Les contrôles effectués par la CNIL, autorité indépendante en charge depuis 1978 de la protection des données personnelles des citoyens français, peuvent être effectués sur trois bases distinctes :
- Les plaintes et signalements reçus directement par la CNIL.
- L’actualité des technologies et des pratiques qui impliquent des traitements de données.
- Les thématiques prioritaires définies chaque année par la CNIL. Il s’agit de sujets à forts enjeux en termes de protection des données personnelles, sur lesquels la CNIL souhaite adopter un “positionnement stratégique”.
En 2021, ces thématique prioritaires étaient les suivantes : la cybersécurité des sites web, la sécurité des données de santé et enfin l’utilisation des cookies.
Ce 15 février, la CNIL a annoncé les thématiques prioritaires portant sur l’année 2022, alignées avec les principales préoccupations actuelles des autorités :
- La prospection commerciale.
- Les outils de surveillance dans le cadre du télétravail.
- L’utilisation de l’informatique en nuage (cloud).
La première thématique se place dans la lignée directe de la publication par la CNIL de son nouveau référentiel “gestion commerciale”, qui vise à fournir un cadre plus précis aux acteurs qui traitent des données à caractère personnel “pour leur activité commerciale”, ce qui inclut notamment les traitements “à des fins de prospection”. De manière assez cohérente, la CNIL placera donc une attention toute particulière aux contrôles portant sur la conformité des acteurs commerciaux par rapport à ce nouveau référentiel dans le cadre de leur prospection, sujet qui préoccupe un nombre important de citoyens français.
La seconde thématique n’est pas non plus surprenante dans un monde où la Covid-19 a contribué à l’intégration rapide du télétravail dans les mœurs professionnelles de nos sociétés.
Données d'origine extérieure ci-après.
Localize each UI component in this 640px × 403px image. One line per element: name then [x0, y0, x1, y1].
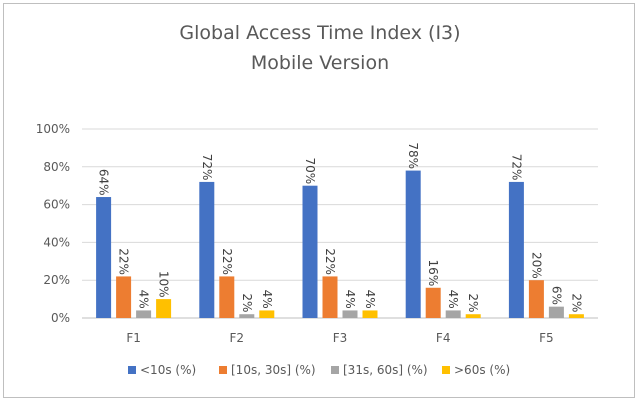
x-axis-ticks: F1 F2 F3 F4 F5 [126, 331, 553, 345]
data-label: 16% [426, 260, 440, 287]
bar [322, 276, 338, 318]
bar [405, 170, 421, 318]
bar [219, 276, 235, 318]
y-tick-label: 80% [43, 160, 70, 174]
y-axis-ticks: 0% 20% 40% 60% 80% 100% [36, 122, 70, 325]
bar [136, 310, 152, 318]
bar [239, 314, 255, 318]
bar [362, 310, 378, 318]
bar [116, 276, 132, 318]
bars [96, 170, 584, 318]
data-label: 4% [343, 290, 357, 309]
x-tick-label: F1 [126, 331, 141, 345]
legend-label: >60s (%) [454, 363, 510, 377]
y-tick-label: 20% [43, 273, 70, 287]
legend-swatch [442, 366, 450, 374]
y-tick-label: 100% [36, 122, 70, 136]
data-label: 4% [363, 290, 377, 309]
legend-swatch [219, 366, 227, 374]
legend-swatch [128, 366, 136, 374]
data-label: 4% [260, 290, 274, 309]
data-label: 64% [97, 169, 111, 196]
bar [425, 287, 441, 318]
y-tick-label: 0% [51, 311, 70, 325]
y-tick-label: 60% [43, 198, 70, 212]
data-label: 4% [137, 290, 151, 309]
legend-label: [10s, 30s] (%) [231, 363, 316, 377]
x-tick-label: F3 [333, 331, 348, 345]
chart-subtitle: Mobile Version [250, 52, 390, 74]
bar [465, 314, 481, 318]
legend-swatch [331, 366, 339, 374]
bar [156, 299, 172, 318]
bar [548, 306, 564, 318]
legend-label: [31s, 60s] (%) [343, 363, 428, 377]
data-label: 6% [549, 286, 563, 305]
data-label: 72% [200, 154, 214, 181]
data-label: 22% [323, 248, 337, 275]
bar [259, 310, 275, 318]
legend-label: <10s (%) [140, 363, 196, 377]
data-labels: 64% 22% 4% 10% 72% 22% 2% 4% 70% 22% 4% 4% 78% 16% 4% 2… [97, 142, 584, 312]
bar [445, 310, 461, 318]
bar [342, 310, 358, 318]
data-label: 78% [406, 142, 420, 169]
x-tick-label: F4 [436, 331, 451, 345]
chart-title: Global Access Time Index (I3) [179, 22, 461, 44]
data-label: 20% [529, 252, 543, 279]
bar [508, 181, 524, 318]
data-label: 22% [117, 248, 131, 275]
bar [96, 197, 112, 318]
bar [199, 181, 215, 318]
bar [568, 314, 584, 318]
data-label: 4% [446, 290, 460, 309]
data-label: 22% [220, 248, 234, 275]
data-label: 70% [303, 158, 317, 185]
y-tick-label: 40% [43, 235, 70, 249]
bar [528, 280, 544, 318]
x-tick-label: F2 [230, 331, 245, 345]
data-label: 2% [569, 293, 583, 312]
legend: <10s (%) [10s, 30s] (%) [31s, 60s] (%) >60s… [128, 363, 510, 377]
data-label: 10% [157, 271, 171, 298]
x-tick-label: F5 [539, 331, 554, 345]
data-label: 72% [509, 154, 523, 181]
data-label: 2% [240, 293, 254, 312]
data-label: 2% [466, 293, 480, 312]
bar [302, 185, 318, 318]
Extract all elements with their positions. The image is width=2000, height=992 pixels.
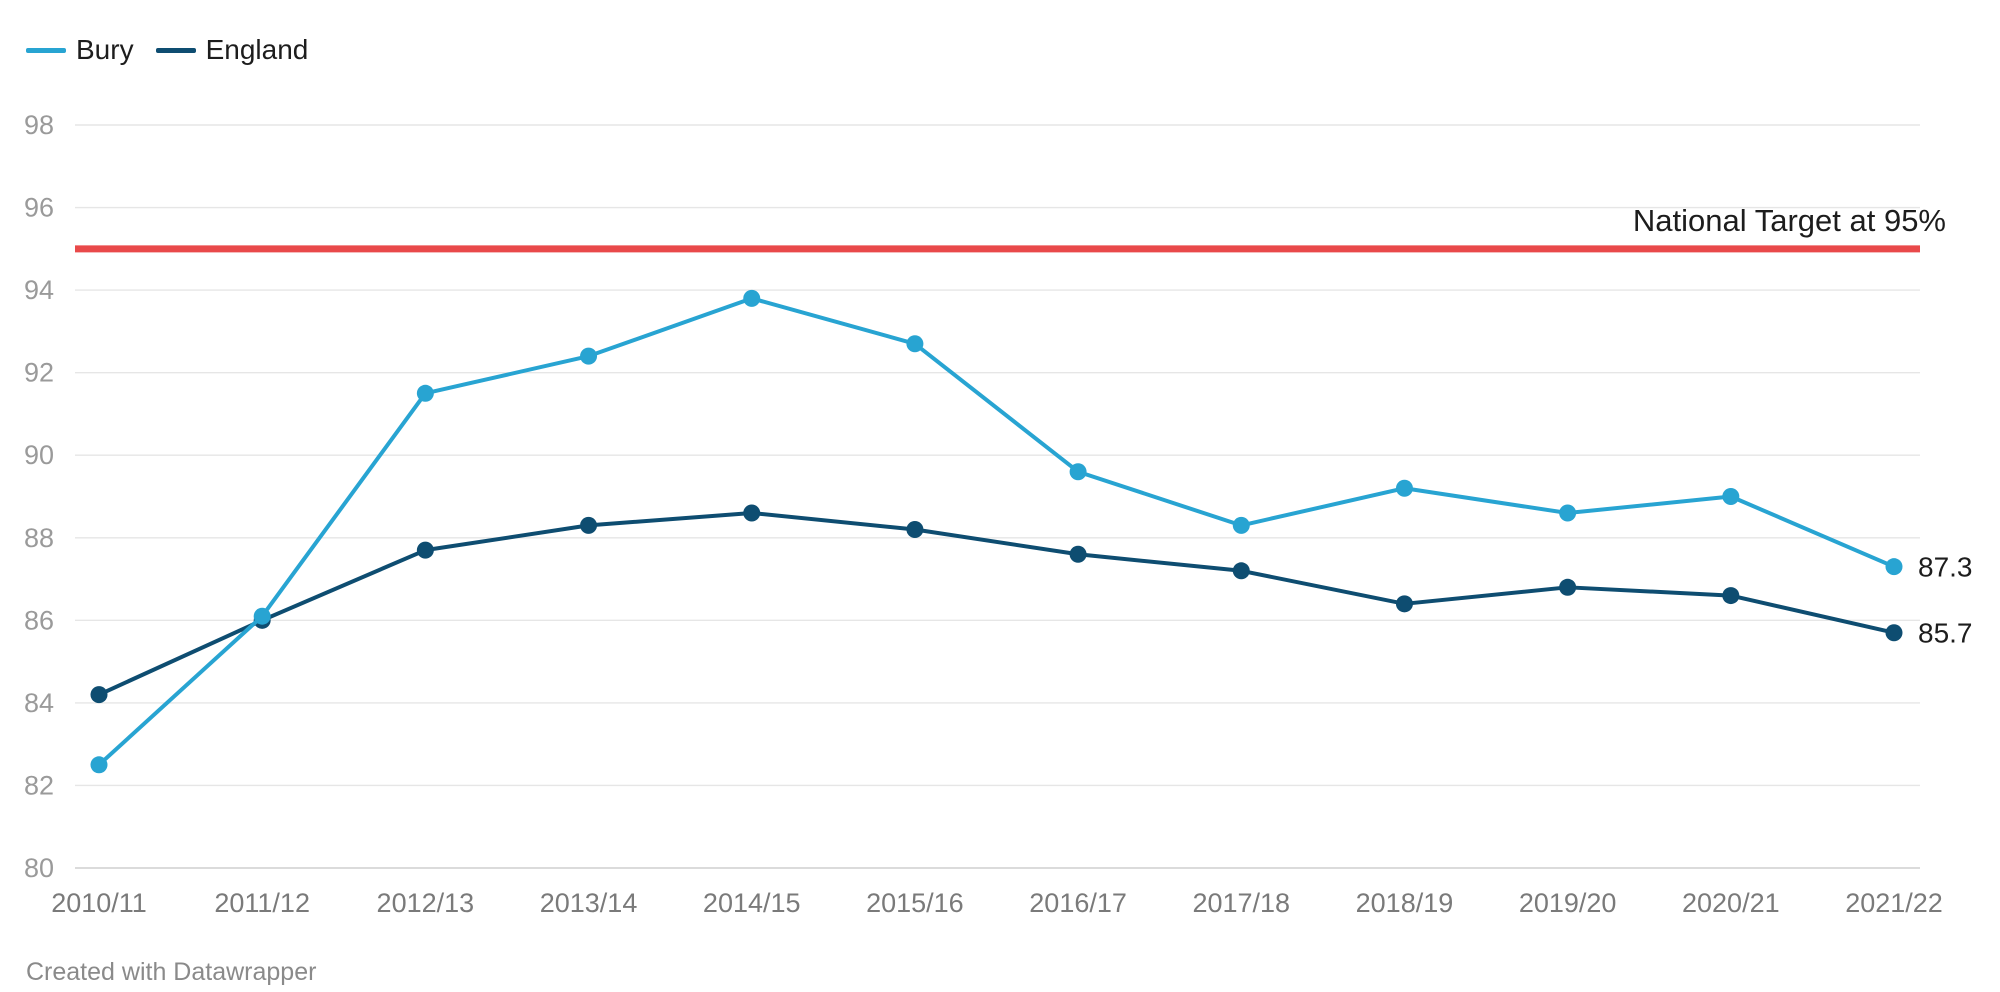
x-tick-label-2012-13: 2012/13 — [377, 888, 475, 918]
x-tick-label-2019-20: 2019/20 — [1519, 888, 1617, 918]
x-tick-label-2010-11: 2010/11 — [51, 888, 147, 918]
data-point-bury-2018-19 — [1395, 479, 1413, 497]
y-tick-label-82: 82 — [24, 770, 54, 800]
legend-item-england: England — [155, 34, 309, 66]
data-point-england-2010-11 — [90, 686, 108, 704]
y-tick-label-94: 94 — [24, 275, 54, 305]
y-tick-label-98: 98 — [24, 110, 54, 140]
legend-swatch-bury — [26, 47, 66, 53]
y-tick-label-90: 90 — [24, 440, 54, 470]
data-point-england-2012-13 — [416, 541, 434, 559]
data-point-bury-2010-11 — [90, 756, 108, 774]
legend-item-bury: Bury — [26, 34, 134, 66]
data-point-england-2019-20 — [1559, 578, 1577, 596]
x-tick-label-2017-18: 2017/18 — [1192, 888, 1290, 918]
data-point-england-2020-21 — [1722, 587, 1740, 605]
legend: Bury England — [26, 34, 330, 66]
series-line-bury — [97, 296, 1896, 767]
y-tick-label-86: 86 — [24, 605, 54, 635]
data-point-bury-2014-15 — [743, 289, 761, 307]
data-point-bury-2015-16 — [906, 335, 924, 353]
data-point-england-2014-15 — [743, 504, 761, 522]
x-tick-label-2021-22: 2021/22 — [1845, 888, 1943, 918]
x-tick-label-2011-12: 2011/12 — [214, 888, 310, 918]
legend-label-bury: Bury — [76, 34, 134, 65]
x-tick-label-2015-16: 2015/16 — [866, 888, 964, 918]
legend-label-england: England — [205, 34, 309, 65]
y-tick-label-96: 96 — [24, 193, 54, 223]
end-label-england: 85.7 — [1918, 618, 1973, 649]
data-point-england-2017-18 — [1232, 562, 1250, 580]
data-point-england-2021-22 — [1885, 624, 1903, 642]
footer-credit: Created with Datawrapper — [26, 958, 317, 986]
data-point-bury-2013-14 — [580, 347, 598, 365]
data-point-england-2016-17 — [1069, 545, 1087, 563]
y-tick-label-80: 80 — [24, 853, 54, 883]
data-point-bury-2019-20 — [1559, 504, 1577, 522]
y-tick-label-84: 84 — [24, 688, 54, 718]
data-point-bury-2017-18 — [1232, 516, 1250, 534]
legend-swatch-england — [155, 47, 196, 53]
data-point-england-2013-14 — [580, 516, 598, 534]
data-point-england-2018-19 — [1395, 595, 1413, 613]
y-tick-label-92: 92 — [24, 358, 54, 388]
y-tick-label-88: 88 — [24, 523, 54, 553]
x-tick-label-2018-19: 2018/19 — [1356, 888, 1454, 918]
data-point-bury-2016-17 — [1069, 463, 1087, 481]
data-point-bury-2020-21 — [1722, 488, 1740, 505]
data-point-bury-2011-12 — [253, 607, 271, 625]
x-tick-label-2013-14: 2013/14 — [540, 888, 638, 918]
national-target-label: National Target at 95% — [1633, 203, 1946, 238]
x-tick-label-2014-15: 2014/15 — [703, 888, 801, 918]
end-label-bury: 87.3 — [1918, 552, 1973, 583]
x-tick-label-2016-17: 2016/17 — [1029, 888, 1127, 918]
data-point-england-2015-16 — [906, 521, 924, 539]
x-tick-label-2020-21: 2020/21 — [1682, 888, 1780, 918]
data-point-bury-2021-22 — [1885, 558, 1903, 576]
series-line-england — [97, 511, 1896, 697]
data-point-bury-2012-13 — [416, 384, 434, 402]
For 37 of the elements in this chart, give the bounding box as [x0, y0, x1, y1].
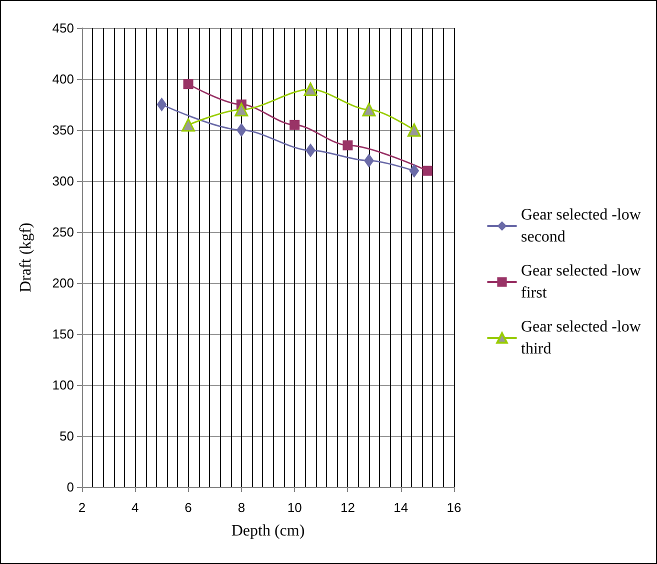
x-tick-label: 8 — [238, 500, 246, 515]
point — [409, 164, 420, 178]
point — [362, 102, 376, 116]
y-tick-label: 300 — [52, 174, 74, 188]
x-tick-label: 14 — [394, 500, 408, 515]
point — [156, 98, 167, 112]
point — [364, 154, 374, 168]
point — [342, 140, 353, 150]
y-tick-label: 100 — [52, 378, 74, 392]
legend-label: Gear selected -low first — [521, 262, 645, 302]
legend-label: Gear selected -low third — [521, 318, 645, 358]
y-tick-label: 0 — [66, 480, 74, 494]
y-tick-label: 350 — [52, 122, 74, 138]
x-axis-title: Depth (cm) — [231, 522, 305, 540]
point — [407, 123, 421, 137]
legend-label: Gear selected -low second — [521, 206, 645, 246]
point — [183, 79, 194, 90]
x-tick-label: 4 — [132, 500, 139, 515]
y-tick-label: 150 — [52, 326, 74, 342]
y-tick-label: 200 — [52, 276, 74, 290]
point — [422, 166, 432, 176]
y-tick-label: 50 — [60, 428, 74, 444]
point — [306, 143, 316, 158]
point — [290, 120, 300, 130]
y-axis-title: Draft (kgf) — [18, 222, 34, 292]
x-tick-label: 6 — [184, 500, 192, 515]
y-tick-label: 250 — [52, 224, 74, 240]
x-tick-label: 10 — [287, 500, 302, 515]
point — [234, 102, 248, 116]
point — [182, 118, 196, 132]
point — [236, 123, 246, 137]
x-tick-label: 16 — [446, 500, 462, 515]
x-tick-label: 12 — [340, 500, 355, 515]
x-tick-label: 2 — [78, 500, 86, 515]
y-tick-label: 400 — [52, 72, 74, 86]
point — [304, 82, 318, 96]
y-tick-label: 450 — [52, 20, 74, 36]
L’implémentation assez neuve du télétravail à grande échelle en France entraîne bien entendu avec elle des risques importants en termes de protection des données, notamment lorsqu’il s’agit de la surveillance des salariés ou des travailleurs.
Les enjeux entourant la définition de la troisième thématique sont quant à eux considérables. La CNIL définit l’utilisation de l’informatique en nuage (cloud) comme l’une de ses priorités. Il faut cependant bien avoir conscience que beaucoup des solutions cloud aujourd’hui sont proposées par des géants du numérique relevant d’une législation étrangère, et tout particulièrement américaine. Rappelons également que, depuis l’arrêt Schrems II, il n’existe plus de décision d’adéquation visant les États-Unis, pays à destination duquel les transferts de données sont par principe interdits, et ne sont autorisés que sous des conditions particulières, que beaucoup d’entreprises ne sont, pour le moment, pas en capacité d’implémenter.
La CNIL limitait jusqu’ici la sévérité des contrôles entourant les transferts au vu du degré d’exigence important que suppose l’arrêt Schrems II pour les entreprises. Il était en effet complexe pour beaucoup d’acteurs d’effectuer une transition depuis l’utilisation de clouds américains vers des solutions européennes alternatives, ou d’imposer des mesures complémentaires de protection des données aux géants du numérique basés aux États-Unis.
Cette nouvelle thématique de la CNIL semble suggérer que cette période d’indulgence touche à sa fin, et que l’autorité prévoit d’opérer des contrôles plus réguliers sur l’utilisation des technologies cloud, et donc inévitablement des transferts que cela suppose. A voir si le paysage juridique actuel entourant les transferts permettra de tels contrôles, sans que le prix à payer, qu’il soit économique ou politique, ne s’avère trop élevé.